Hypothetical Document Embedding (HyDE). A research paper from CMU1 showed that hypothetical document embedding could significantly improve retrieval performance. As the name suggests, instead of simply embedding the base query, you first ask an LLM to generate a hypothetical document that might be relevant to this query. You embed this hypothetical document, use the hypothetical embedding to retrieve relevant documents from the vector DB, and use those documents to answer the original question.
Intuitively, this longer document will likely contain many of the same keywords and concepts that the actual document(s) you wish to retrieve will contain. The original query on the other hand, might only be a sentence, which means its embedding will be very sparse. As a result, the similarity of the hypothetical document’s vector to the target document(s) will be much higher than the query’s, resulting in better retrieval quality.
Of course, the tradeoff here is cost and performance. You will be paying in both money and time for the LLM to generate the hypothetical document for embeddings purposes. If you’re willing to make that tradeoff, HyDE is a great technique for improving retrieval quality.
Improved text segmentation. Text segmentation is not a new problem in NLP. Tools like Llama Index naively segment text into evenly sized (e.g., 500 token) chunks. However, this segmentation will likely break text across semantically meaningful boundaries. For example, a single paragraph in a blog or a section in a research paper will contain a discussion of a single concept. Blindly splitting after 500 tokens might combine semantically distinct content, and the resulting embedding vector might contain a “weaker signal” about each of the two concepts it contains. As a result, the retrieval process is less likely to surface that information. Even if retrieval does surface that information, the model will receive some relevant and some irrelevant information, which can confuse it when answering the user’s question.
Using a semantic understanding of the text being embedded to segment it at meaningful points — or even just using heuristics like paragraph boundaries — can significantly improve the quality of your retrieval-augmented generation.
Custom (re)ranking functions. This is a more advanced technique than the previous two, but if applied well, it can significantly improve performance of a RAG application.
By default, most vector databases return relevant results by taking the dot product or cosine similarity of the query vector and the database entry; the larger the vector similarity, the more similar the query and the document are considered. Results are ranked by the magnitude of the similarity, a cutoff is applied (e.g., 0.75), and the prompt is generated as described above. However, the embedded vector might not tell the whole story, and the ranking function can be augmented with supplementary metadata that can improve its quality.

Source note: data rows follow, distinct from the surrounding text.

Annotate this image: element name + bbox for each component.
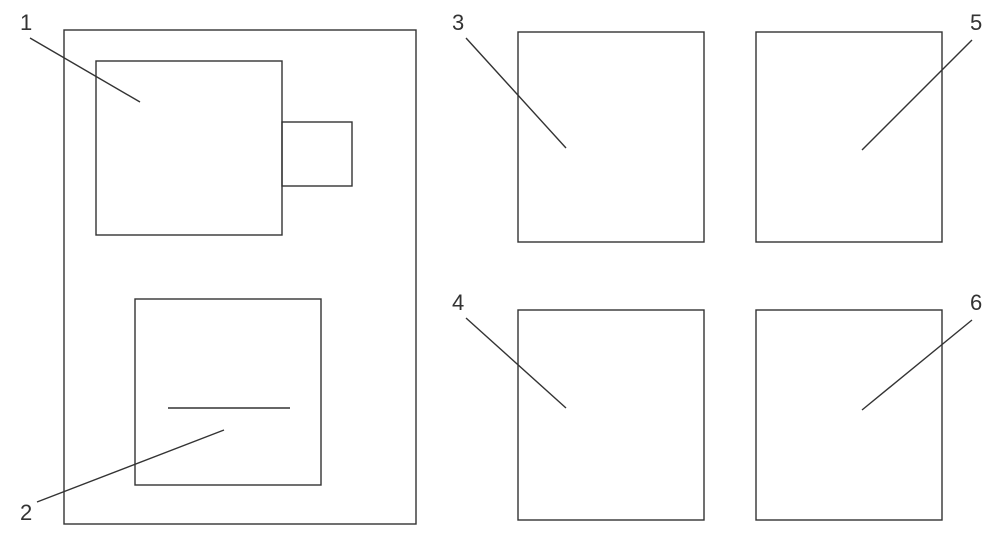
block-6 — [756, 310, 942, 520]
leader-6 — [862, 320, 972, 410]
leader-3 — [466, 38, 566, 148]
diagram-svg — [0, 0, 1000, 538]
block-5 — [756, 32, 942, 242]
label-1: 1 — [20, 10, 32, 36]
block-1-tab — [282, 122, 352, 186]
block-3 — [518, 32, 704, 242]
label-2: 2 — [20, 500, 32, 526]
label-6: 6 — [970, 290, 982, 316]
block-1 — [96, 61, 282, 235]
block-2 — [135, 299, 321, 485]
leader-4 — [466, 318, 566, 408]
leader-2 — [37, 430, 224, 502]
block-4 — [518, 310, 704, 520]
leader-1 — [30, 38, 140, 102]
label-5: 5 — [970, 10, 982, 36]
leader-5 — [862, 40, 972, 150]
panel-outline — [64, 30, 416, 524]
label-3: 3 — [452, 10, 464, 36]
label-4: 4 — [452, 290, 464, 316]
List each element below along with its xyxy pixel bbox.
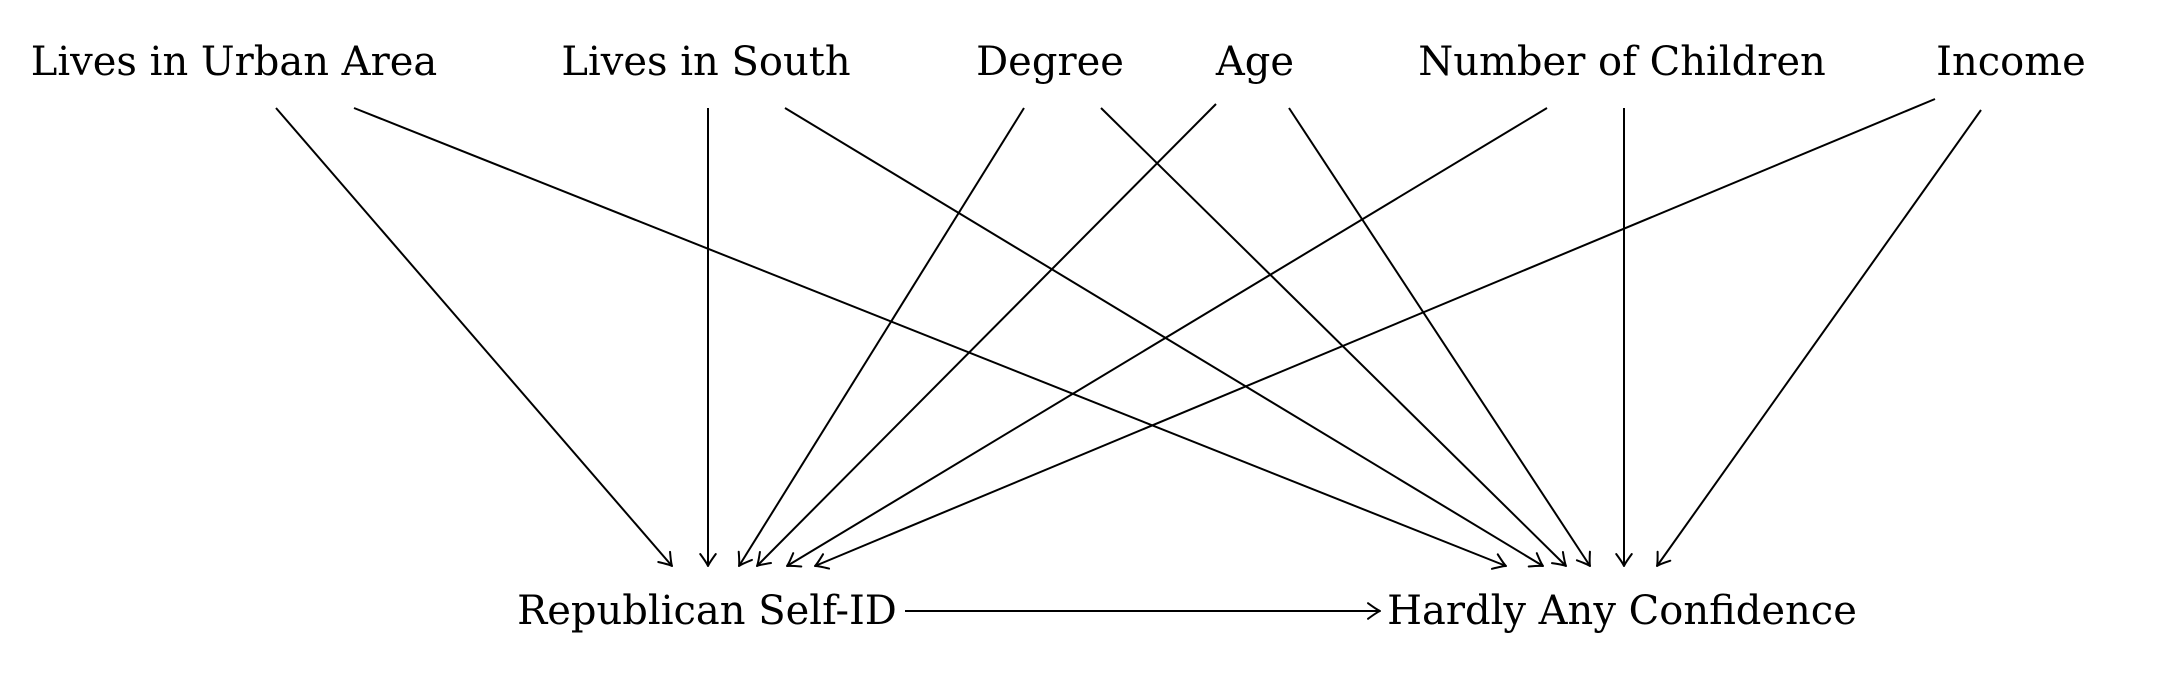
node-number-of-children: Number of Children — [1418, 39, 1826, 85]
edge-income-to-rep-arrowhead — [814, 553, 831, 570]
edge-income-to-conf — [1656, 109, 1982, 567]
node-age: Age — [1215, 39, 1294, 85]
edge-children-to-rep — [786, 107, 1548, 567]
edge-degree-to-rep-arrowhead — [737, 550, 753, 567]
edge-south-to-rep-arrowhead — [699, 553, 717, 567]
edge-income-to-rep — [814, 98, 1936, 567]
edge-income-to-conf-arrowhead — [1656, 550, 1672, 567]
edge-age-to-conf — [1288, 107, 1591, 567]
node-income: Income — [1936, 39, 2086, 85]
edge-rep-to-conf-arrowhead — [1367, 602, 1381, 620]
nodes-layer: Lives in Urban Area Lives in South Degre… — [31, 39, 2086, 634]
node-degree: Degree — [976, 39, 1124, 85]
edge-age-to-conf-arrowhead — [1575, 550, 1591, 567]
edge-south-to-conf-arrowhead — [1527, 552, 1544, 568]
edge-urban-to-rep-arrowhead — [657, 550, 673, 567]
edge-age-to-rep — [756, 103, 1217, 567]
edge-children-to-rep-arrowhead — [786, 552, 803, 568]
edge-age-to-rep-arrowhead — [756, 550, 772, 567]
edge-degree-to-conf — [1100, 107, 1567, 567]
edge-south-to-conf — [784, 107, 1544, 567]
edge-urban-to-conf-arrowhead — [1490, 553, 1507, 570]
edge-degree-to-conf-arrowhead — [1550, 551, 1567, 567]
edge-degree-to-rep — [738, 107, 1025, 567]
edge-urban-to-rep — [275, 107, 673, 567]
edges-layer — [275, 98, 1982, 620]
node-lives-in-south: Lives in South — [561, 39, 850, 85]
edge-children-to-conf-arrowhead — [1615, 553, 1633, 567]
node-lives-in-urban-area: Lives in Urban Area — [31, 39, 437, 85]
edge-urban-to-conf — [353, 107, 1507, 567]
node-hardly-any-confidence: Hardly Any Confidence — [1387, 588, 1857, 634]
node-republican-self-id: Republican Self-ID — [517, 588, 897, 634]
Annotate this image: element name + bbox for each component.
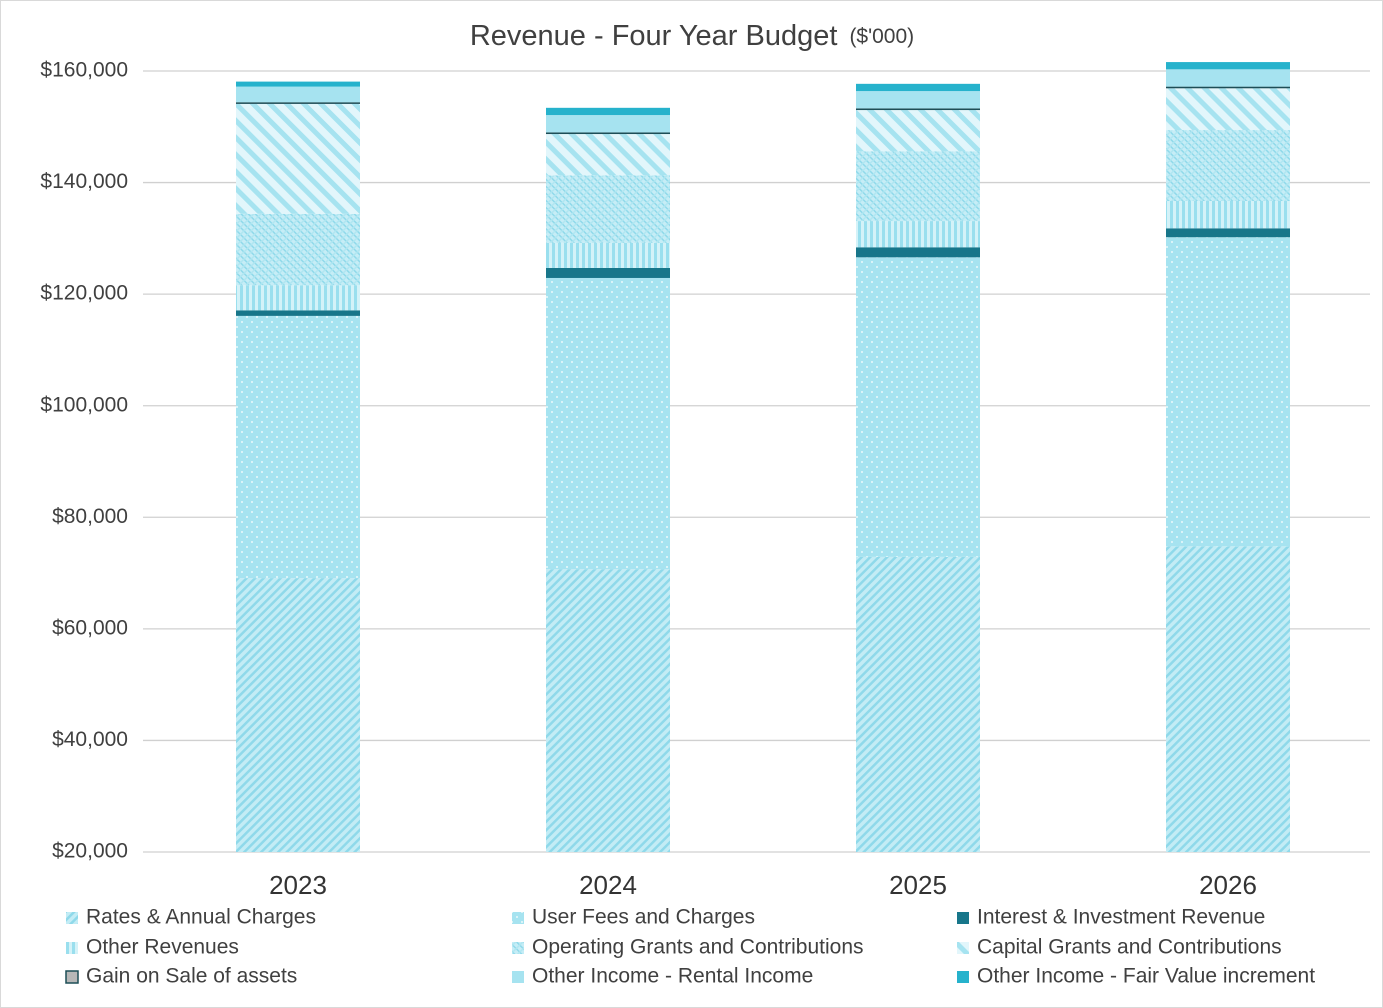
- y-tick-label: $20,000: [52, 840, 128, 863]
- bar-segment: [1166, 546, 1290, 852]
- legend-label: Interest & Investment Revenue: [977, 906, 1265, 929]
- title: Revenue - Four Year Budget: [470, 20, 838, 52]
- bar-segment: [1166, 88, 1290, 131]
- bar-segment: [546, 134, 670, 176]
- legend-label: Other Income - Fair Value increment: [977, 965, 1315, 988]
- bar-segment: [856, 83, 980, 92]
- bar-segment: [546, 277, 670, 570]
- legend-swatch: [512, 942, 524, 954]
- y-tick-label: $140,000: [40, 170, 128, 193]
- bar-segment: [856, 247, 980, 258]
- bar-segment: [856, 91, 980, 109]
- subtitle: ($'000): [849, 25, 914, 48]
- legend-label: Other Revenues: [86, 936, 239, 959]
- legend-label: Gain on Sale of assets: [86, 965, 297, 988]
- bar-segment: [546, 115, 670, 133]
- y-tick-label: $40,000: [52, 728, 128, 751]
- x-tick-label: 2023: [269, 870, 327, 900]
- legend-swatch: [957, 912, 969, 924]
- bar-segment: [856, 257, 980, 557]
- bar-segment: [236, 103, 360, 214]
- legend-label: User Fees and Charges: [532, 906, 755, 929]
- x-tick-label: 2026: [1199, 870, 1257, 900]
- bar-segment: [236, 102, 360, 104]
- bar-segment: [856, 110, 980, 152]
- bar-segment: [1166, 86, 1290, 89]
- chart-title: Revenue - Four Year Budget ($'000): [470, 20, 914, 52]
- bar-segment: [546, 267, 670, 278]
- bar-segment: [856, 108, 980, 111]
- bars: [236, 62, 1290, 852]
- bar-segment: [236, 310, 360, 316]
- y-tick-label: $160,000: [40, 59, 128, 82]
- bar-segment: [236, 578, 360, 852]
- y-tick-label: $60,000: [52, 616, 128, 639]
- bar-segment: [1166, 69, 1290, 87]
- legend-label: Rates & Annual Charges: [86, 906, 316, 929]
- bar-segment: [236, 315, 360, 579]
- x-tick-label: 2024: [579, 870, 637, 900]
- bar-segment: [546, 175, 670, 243]
- bar-segment: [546, 107, 670, 116]
- y-tick-label: $120,000: [40, 282, 128, 305]
- bar-segment: [1166, 200, 1290, 229]
- x-tick-label: 2025: [889, 870, 947, 900]
- bar-segment: [546, 242, 670, 268]
- bar-segment: [856, 221, 980, 248]
- bar-segment: [236, 213, 360, 286]
- bar-segment: [546, 569, 670, 852]
- legend-swatch: [512, 971, 524, 983]
- legend-label: Capital Grants and Contributions: [977, 936, 1282, 959]
- legend-swatch: [66, 912, 78, 924]
- legend-swatch: [65, 970, 79, 984]
- legend-swatch: [512, 912, 524, 924]
- legend-label: Other Income - Rental Income: [532, 965, 813, 988]
- y-tick-label: $100,000: [40, 393, 128, 416]
- bar-segment: [856, 151, 980, 222]
- bar-segment: [236, 86, 360, 103]
- legend-swatch: [957, 971, 969, 983]
- y-tick-label: $80,000: [52, 505, 128, 528]
- bar-segment: [546, 132, 670, 135]
- bar-segment: [236, 81, 360, 87]
- bar-segment: [236, 285, 360, 311]
- bar-segment: [1166, 237, 1290, 547]
- bar-segment: [1166, 62, 1290, 70]
- legend-label: Operating Grants and Contributions: [532, 936, 864, 959]
- legend-swatch: [957, 942, 969, 954]
- legend-swatch: [66, 942, 78, 954]
- bar-segment: [1166, 228, 1290, 238]
- bar-segment: [856, 556, 980, 852]
- bar-segment: [1166, 130, 1290, 201]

For example, consider a RAG application that is answering questions about a company’s internal wiki. A custom ranking function might take the top documents returned from the vector DB and look at a recent activity log to check whether the user has accessed any of these documents recently. If they have, those documents might be more relevant to their question, so we increase their relevance. If the user has asked a similar question recently, we might look at what documents were used to answer those questions and reduce their relevance since the user probably didn’t get the answer they were looking for.
Writing custom ranking functions should be done with care and requires a deeper understanding of the dynamics of a particular application. If done well, it can significantly improve application performance.
RAG (as opposed to fine-tuning) is a great place to start with building LLM applications. While naive RAG will suffice for a proof of concept, you’ll quickly need to optimize your application to make it production-ready. We’ve discussed a few common ideas here, but there’s many other possible optimizations depending on what you’re building. Share your favorite ideas below!
It’s also worth noting that HyDE is an example of a broader technique to rewrite or expand queries in order to include more relevant keywords.